December 18, 1990|CATHY CURTIS | TIMES STAFF WRITER

LOS ANGELES — Attorneys for the Newport Harbor Art Museum and the Bella Lewitzky Dance Foundation asked a federal judge Monday to declare unconstitutional the National Endowment for the Arts' anti-obscenity oath.

The attorneys argued that the controversial NEA provision, which required arts groups applying for 1990 grants to certify the content of art or dance works when applying for federal grants, places a "potential chill" upon free speech.

Additionally, the vagueness of the anti-obscenity stipulation--its lack of clear-cut standards and procedural safeguards--violate the arts groups' right to due process of law, the attorneys argued.

At stake is not only the anti-obscenity provision, which has been dropped for 1991 grantees, but also two grants totaling $172,000 to the Newport museum and the dance company that were awarded but not distributed to the groups because they refused to sign the provision.

U.S. District Judge John G. Davies declined to make an immediate decision about granting a summary judgment in the case.

James V. Selna, a Newport Harbor trustee and an attorney with O'Melveny & Myers, which is representing the museum, said he expects a ruling in a week or 10 days.

Last year, in response to protests over federal support for a few controversial art exhibits, new legislation required 1990 recipients of NEA grants to sign an agreement that they produce or exhibit no "obscene" work. No grant money is being released to recipients unless they sign.

Newport Harbor was to receive a total of $100,000 for three separate grants, and the Lewitzky Foundation was awarded a $72,000 grant. NEA funding represents slightly more than 5% of the museum's $1.8-million operating budget this year and about 8.5% of the dance company's budget of about $850,000.

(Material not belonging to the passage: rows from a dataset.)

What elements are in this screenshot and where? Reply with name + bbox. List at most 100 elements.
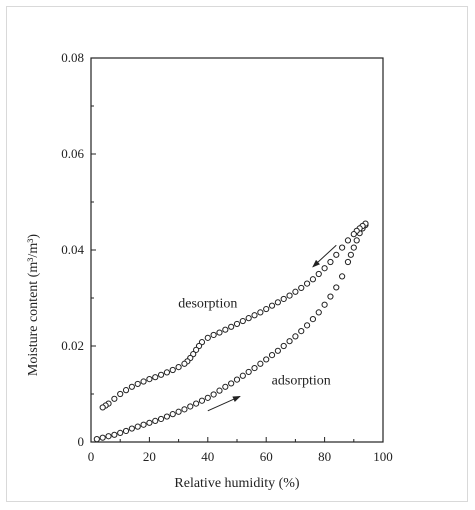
desorption-point	[344, 237, 352, 244]
adsorption-point	[344, 258, 352, 266]
desorption-point	[216, 329, 223, 336]
desorption-point	[251, 312, 258, 319]
adsorption-point	[163, 413, 171, 420]
desorption-point	[350, 231, 357, 238]
desorption-point	[263, 305, 270, 313]
y-tick-label: 0	[78, 434, 85, 449]
desorption-point	[280, 295, 287, 303]
adsorption-point	[187, 403, 194, 410]
desorption-point	[303, 280, 311, 287]
series-adsorption	[93, 221, 369, 443]
desorption-point	[128, 383, 135, 390]
adsorption-point	[274, 347, 281, 354]
adsorption-point	[111, 431, 118, 438]
y-tick-label: 0.02	[61, 338, 84, 353]
y-axis-ticks: 0 0.02 0.04 0.06 0.08	[61, 50, 96, 449]
adsorption-point	[298, 328, 305, 335]
desorption-point	[157, 371, 165, 378]
adsorption-point	[286, 338, 293, 345]
x-tick-label: 60	[260, 449, 273, 464]
direction-arrow	[312, 244, 337, 268]
figure-frame	[6, 6, 468, 502]
adsorption-point	[146, 419, 153, 426]
x-axis-ticks: 0 20 40 60 80 100	[88, 437, 393, 464]
desorption-point	[163, 369, 171, 376]
desorption-point	[257, 309, 264, 316]
x-axis-label: Relative humidity (%)	[174, 476, 300, 491]
desorption-point	[146, 376, 153, 383]
adsorption-point	[350, 244, 357, 251]
adsorption-point	[134, 423, 141, 430]
desorption-point	[204, 334, 211, 341]
adsorption-point	[128, 425, 135, 432]
adsorption-point	[152, 417, 159, 424]
series-layer	[93, 220, 369, 443]
desorption-point	[327, 258, 334, 266]
adsorption-point	[251, 364, 258, 372]
desorption-point	[315, 270, 322, 278]
desorption-point	[286, 292, 293, 299]
desorption-point	[134, 380, 141, 388]
annotation-layer: desorption adsorption	[178, 244, 337, 412]
adsorption-point	[268, 352, 276, 359]
adsorption-point	[347, 251, 354, 258]
desorption-point	[298, 284, 305, 292]
adsorption-point	[257, 360, 264, 367]
desorption-point	[233, 320, 241, 328]
x-tick-label: 100	[373, 449, 393, 464]
desorption-label: desorption	[178, 297, 237, 312]
adsorption-point	[309, 316, 317, 323]
desorption-point	[222, 326, 229, 333]
adsorption-point	[193, 400, 200, 407]
adsorption-point	[169, 411, 176, 418]
y-tick-label: 0.08	[61, 50, 84, 65]
adsorption-point	[93, 436, 100, 443]
adsorption-point	[99, 434, 106, 441]
adsorption-point	[140, 421, 147, 428]
desorption-point	[274, 299, 281, 306]
adsorption-point	[280, 342, 287, 350]
adsorption-point	[157, 415, 165, 423]
desorption-point	[268, 302, 276, 309]
adsorption-point	[216, 387, 223, 394]
adsorption-point	[292, 333, 299, 340]
desorption-point	[245, 315, 252, 322]
adsorption-point	[210, 391, 217, 398]
desorption-point	[152, 374, 159, 381]
adsorption-point	[327, 293, 334, 300]
x-tick-label: 40	[201, 449, 214, 464]
adsorption-point	[263, 356, 270, 363]
desorption-point	[228, 323, 235, 330]
desorption-point	[309, 276, 317, 283]
adsorption-label: adsorption	[272, 373, 331, 388]
desorption-point	[181, 360, 188, 367]
desorption-point	[239, 317, 246, 325]
desorption-point	[169, 366, 176, 374]
x-tick-label: 0	[88, 449, 95, 464]
adsorption-point	[204, 394, 211, 401]
desorption-point	[122, 387, 130, 394]
desorption-point	[140, 378, 147, 385]
desorption-point	[333, 251, 340, 258]
adsorption-point	[353, 237, 360, 244]
adsorption-point	[239, 372, 246, 379]
direction-arrow	[207, 395, 241, 412]
adsorption-point	[181, 406, 188, 413]
y-axis-label: Moisture content (m³/m³)	[26, 234, 41, 376]
y-tick-label: 0.04	[61, 242, 84, 257]
adsorption-point	[339, 273, 346, 280]
adsorption-point	[303, 322, 311, 329]
adsorption-point	[198, 397, 206, 404]
adsorption-point	[333, 284, 340, 291]
x-tick-label: 80	[318, 449, 331, 464]
adsorption-point	[245, 368, 252, 376]
x-tick-label: 20	[143, 449, 156, 464]
desorption-point	[210, 331, 217, 339]
adsorption-point	[175, 408, 182, 415]
series-desorption	[99, 220, 369, 411]
desorption-point	[292, 288, 299, 295]
adsorption-point	[233, 376, 241, 383]
adsorption-point	[222, 383, 229, 390]
desorption-point	[99, 404, 106, 411]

In September, Newport Harbor became the third arts organization--and first museum--in the country to file a lawsuit seeking a court order barring the obscenity certification. The Lewitzky Foundation filed a similar brief in July. On Oct. 23, the court denied an NEA motion to dismiss the lawsuits.

On Nov. 19, the museum submitted a request for funds for three of the exhibitions covered by the grants, but with a paragraph stating its noncompliance with the obscenity certification.